THREE DOG TALES
By; Speaker Gerald A. Polley

I got along with most dogs very well.  There is one breed though, I have a strange repulsion for because they have a tendency to attack me for no reason.....that's Dobermans.
I was riding my bike in town one day by a house that was then in rather a secluded area.  Their Doberman was outside.  As he was chained I didn't pay much attention.  Suddenly I paid ALOT of attention because his teeth clamped down on my leg and he pulled me off the bike!  Somehow, fortunately, I managed to break free and get in a good kick.  As I was wearing heavy boots this did a considerable amount of damage.  The dog backed off, ki-yiing.  I gained my feet and began to examine my bloody leg.  The dog's owner came running across the road screaming "What did you do to my dog?  What did you do to my dog?"
"To hell with your dog!"  I screamed "Look what he did to me!"  The damned dog had broken the heavy chain he had been tied with!  Help arrived, and I was taken to the doctor's office for repairs and greeted with his usual "What in the hell have you done now?  Do you have any idea how much your mother owes me?"

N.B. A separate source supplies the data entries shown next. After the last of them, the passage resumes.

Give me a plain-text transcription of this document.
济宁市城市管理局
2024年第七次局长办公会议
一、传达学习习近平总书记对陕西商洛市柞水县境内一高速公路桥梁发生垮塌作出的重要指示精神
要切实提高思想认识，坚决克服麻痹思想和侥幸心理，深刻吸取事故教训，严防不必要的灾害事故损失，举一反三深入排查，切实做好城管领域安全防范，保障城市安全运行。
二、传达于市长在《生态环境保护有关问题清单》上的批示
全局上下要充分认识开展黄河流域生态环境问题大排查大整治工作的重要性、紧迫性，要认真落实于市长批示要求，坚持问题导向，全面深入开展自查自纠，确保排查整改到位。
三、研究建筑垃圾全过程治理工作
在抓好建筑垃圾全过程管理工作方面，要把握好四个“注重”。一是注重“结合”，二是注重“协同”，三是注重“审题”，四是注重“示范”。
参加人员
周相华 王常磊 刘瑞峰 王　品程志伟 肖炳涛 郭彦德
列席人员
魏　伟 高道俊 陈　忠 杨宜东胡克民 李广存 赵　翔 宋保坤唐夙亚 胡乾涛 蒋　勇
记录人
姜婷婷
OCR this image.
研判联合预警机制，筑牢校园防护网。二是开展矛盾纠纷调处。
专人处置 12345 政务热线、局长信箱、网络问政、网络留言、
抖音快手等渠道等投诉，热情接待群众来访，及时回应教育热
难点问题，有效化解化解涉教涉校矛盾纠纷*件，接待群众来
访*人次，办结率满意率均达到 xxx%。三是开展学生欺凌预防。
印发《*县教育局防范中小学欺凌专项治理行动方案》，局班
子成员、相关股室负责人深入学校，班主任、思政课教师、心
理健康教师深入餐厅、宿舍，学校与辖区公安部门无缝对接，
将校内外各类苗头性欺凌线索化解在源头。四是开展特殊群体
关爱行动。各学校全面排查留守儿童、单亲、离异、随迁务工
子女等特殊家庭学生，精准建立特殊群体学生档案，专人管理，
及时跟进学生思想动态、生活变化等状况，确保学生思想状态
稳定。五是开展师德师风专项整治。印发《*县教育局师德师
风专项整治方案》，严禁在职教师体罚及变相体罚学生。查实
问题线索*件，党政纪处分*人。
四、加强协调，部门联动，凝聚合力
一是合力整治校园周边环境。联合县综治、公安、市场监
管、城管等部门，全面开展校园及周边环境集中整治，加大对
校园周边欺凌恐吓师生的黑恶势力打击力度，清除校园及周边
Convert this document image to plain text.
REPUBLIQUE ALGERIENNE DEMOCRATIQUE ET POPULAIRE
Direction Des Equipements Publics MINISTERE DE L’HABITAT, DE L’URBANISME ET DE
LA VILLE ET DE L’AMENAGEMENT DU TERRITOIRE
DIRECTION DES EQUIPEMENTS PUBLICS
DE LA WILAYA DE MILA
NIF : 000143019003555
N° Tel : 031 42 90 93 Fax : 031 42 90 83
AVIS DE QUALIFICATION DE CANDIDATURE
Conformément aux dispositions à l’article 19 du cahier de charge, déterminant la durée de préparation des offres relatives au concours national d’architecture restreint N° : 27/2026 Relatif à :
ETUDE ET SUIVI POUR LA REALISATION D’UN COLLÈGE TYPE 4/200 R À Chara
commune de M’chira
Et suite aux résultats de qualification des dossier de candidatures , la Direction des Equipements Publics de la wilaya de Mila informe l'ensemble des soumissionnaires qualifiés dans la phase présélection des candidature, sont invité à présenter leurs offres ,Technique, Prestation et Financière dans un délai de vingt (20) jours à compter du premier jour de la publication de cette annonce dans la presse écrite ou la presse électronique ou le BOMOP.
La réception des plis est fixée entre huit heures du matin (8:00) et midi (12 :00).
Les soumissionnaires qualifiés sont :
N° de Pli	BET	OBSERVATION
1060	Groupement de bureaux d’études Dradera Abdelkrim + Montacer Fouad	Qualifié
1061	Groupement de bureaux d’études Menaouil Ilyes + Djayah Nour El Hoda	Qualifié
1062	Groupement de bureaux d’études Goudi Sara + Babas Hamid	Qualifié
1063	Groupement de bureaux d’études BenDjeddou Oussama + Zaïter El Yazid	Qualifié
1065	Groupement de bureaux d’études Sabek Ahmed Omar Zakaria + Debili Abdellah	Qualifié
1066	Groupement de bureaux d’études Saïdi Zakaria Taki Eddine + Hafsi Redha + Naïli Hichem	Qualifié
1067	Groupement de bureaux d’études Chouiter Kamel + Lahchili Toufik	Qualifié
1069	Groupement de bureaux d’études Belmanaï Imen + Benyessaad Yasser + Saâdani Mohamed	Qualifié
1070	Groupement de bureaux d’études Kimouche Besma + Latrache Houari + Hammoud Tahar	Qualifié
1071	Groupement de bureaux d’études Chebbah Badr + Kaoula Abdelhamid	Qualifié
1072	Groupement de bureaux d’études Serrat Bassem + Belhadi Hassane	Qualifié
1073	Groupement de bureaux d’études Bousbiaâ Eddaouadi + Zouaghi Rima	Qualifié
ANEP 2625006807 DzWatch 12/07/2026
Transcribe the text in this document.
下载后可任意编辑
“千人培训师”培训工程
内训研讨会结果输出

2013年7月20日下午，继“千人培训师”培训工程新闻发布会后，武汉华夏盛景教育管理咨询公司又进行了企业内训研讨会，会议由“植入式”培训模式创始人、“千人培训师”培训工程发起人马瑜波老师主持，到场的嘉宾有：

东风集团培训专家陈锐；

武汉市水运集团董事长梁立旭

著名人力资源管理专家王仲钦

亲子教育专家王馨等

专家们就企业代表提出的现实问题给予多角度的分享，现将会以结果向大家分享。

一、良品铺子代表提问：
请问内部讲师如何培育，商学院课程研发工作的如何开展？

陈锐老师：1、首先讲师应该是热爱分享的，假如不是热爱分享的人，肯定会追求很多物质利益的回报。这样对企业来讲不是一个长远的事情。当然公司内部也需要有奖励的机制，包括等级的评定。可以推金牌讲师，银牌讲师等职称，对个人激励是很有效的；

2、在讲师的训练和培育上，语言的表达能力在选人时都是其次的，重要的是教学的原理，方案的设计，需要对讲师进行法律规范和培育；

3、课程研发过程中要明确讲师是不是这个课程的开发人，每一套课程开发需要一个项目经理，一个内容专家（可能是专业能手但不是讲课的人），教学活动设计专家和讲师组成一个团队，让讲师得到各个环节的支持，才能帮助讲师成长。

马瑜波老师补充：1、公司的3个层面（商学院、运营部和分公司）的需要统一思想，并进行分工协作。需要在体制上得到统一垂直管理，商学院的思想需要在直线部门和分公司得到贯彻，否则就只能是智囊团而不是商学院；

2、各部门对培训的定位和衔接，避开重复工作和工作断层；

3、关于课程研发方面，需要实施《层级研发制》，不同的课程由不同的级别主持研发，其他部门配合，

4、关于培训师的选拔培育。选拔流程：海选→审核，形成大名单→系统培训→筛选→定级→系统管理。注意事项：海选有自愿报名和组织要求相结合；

"She's not gonna pay for this one!"  I snapped, explaining what had happened.
"Absolutely right!" the doctor agreed.
A couple of months later the same Doberman got lose again and bit a little girl in the face some ways down the road.  Her father didn't bother with the sheriff, he simply took his pump action shotgun, went up to the peoples' house, and made sure the Doberman never bit anybody again.  It would have been far better though, if the animal had been dealt with far sooner.  I can never understand people that keep a purely vicious dog.
There used to be a dear little lady in town that had a beautiful hedge around her house which was admired by everyone.  Of course it's long gone now.  I was walking by the house one day and she was out in the yard.  I greeted her cordially, and continued on by.
Suddenly something clamped onto my butt and I let out a tremendous yell and turned around to see her Doberman's head sticking out through a hole in the hedge!  The dog was grinning at me mischievously.
"King Richard!"  the woman screamed.  She ran over.  "Are you all right?"  she asked.
"I think so," I answered.  I was.  He hadn't even broken the skin but you wouldn't have believed the bruise he left.
"He's never done anything like that before!"  the woman managed.  "I don't know what got into him!"
"Well, I just hope it doesn't get into him again!"  I managed, and hurried off, wanting to put a great deal of distance between me and the dog.  As far as I know King Richard never bit anybody else!  I wish he hadn't bit me.
My final Doberman story came when I hitchhiked to the state capitol to get a permit for the motor scooter I had bought, refurbished, and was ready to ride.  I had gotten the permit and was headed home walking down a quiet street when I heard a noise.  I looked to see a large Doberman charging down the street after me.  Wanting to find a less open place I ran down the street and jumped a low wall.  The only problem was, the wall was much lower on the other side, and I landed beside some peoples' swimming pool.  An old couple were sitting there with a young girl in one of the skimpiest bikinis I'd seen up to that time. "Well!"  the girl laughed, "Have the marines landed?"
A huge boxer rose from behind her chair and came out growling at me menacingly.  At that moment the Doberman came flying over the wall.  Having made the same mistake I did, he hit the ground rather hard, letting out a rather loud yip.  He gained his feet, however, and turned around, again looking at me menacingly.  Then, the boxer charged forward barking at the top of his lungs.  The Doberman took one look and literally ran up the wall!
To this day I can't believe he made that leap!  But his visit was very brief.  The boxer snorted after him, turned around, walked back to me, jumped up on me, and began to lick my face. "St. Peter!"  the older woman called, "You stop that!  Mind your manners!"
The dog got down begrudgingly.  He was enjoying the ear scratch I was giving him, and took his position by the young lady. "Well," the man said, "sit down young man!  Rest yourself!  Being chased by Zeus is not one of life's most pleasant experiences.  May, get the young man a sandwich!"
We visited for several minutes, then the man very kindly gave me a ride outside of town where I'd be able to easily catch a lift home.  He assured me he would register another complaint about Zeus being lose.  I certainly hope he did, though his chasing me caused me to meet some very nice people, I still would have preferred to meet them some other way.
I never got to ride the scooter, by the way, except around the field.  An old friend of the family was killed on his motorcycle that same day and my mother refused to let me ride it on the roads.
"You've fallen off your bike so many times," she remarked, "I $on't want you falling off THAT thing at forty miles an hour!"
She was probably right.  A while later however, I got my first car, and that more than made up for not getting to ride the scooter.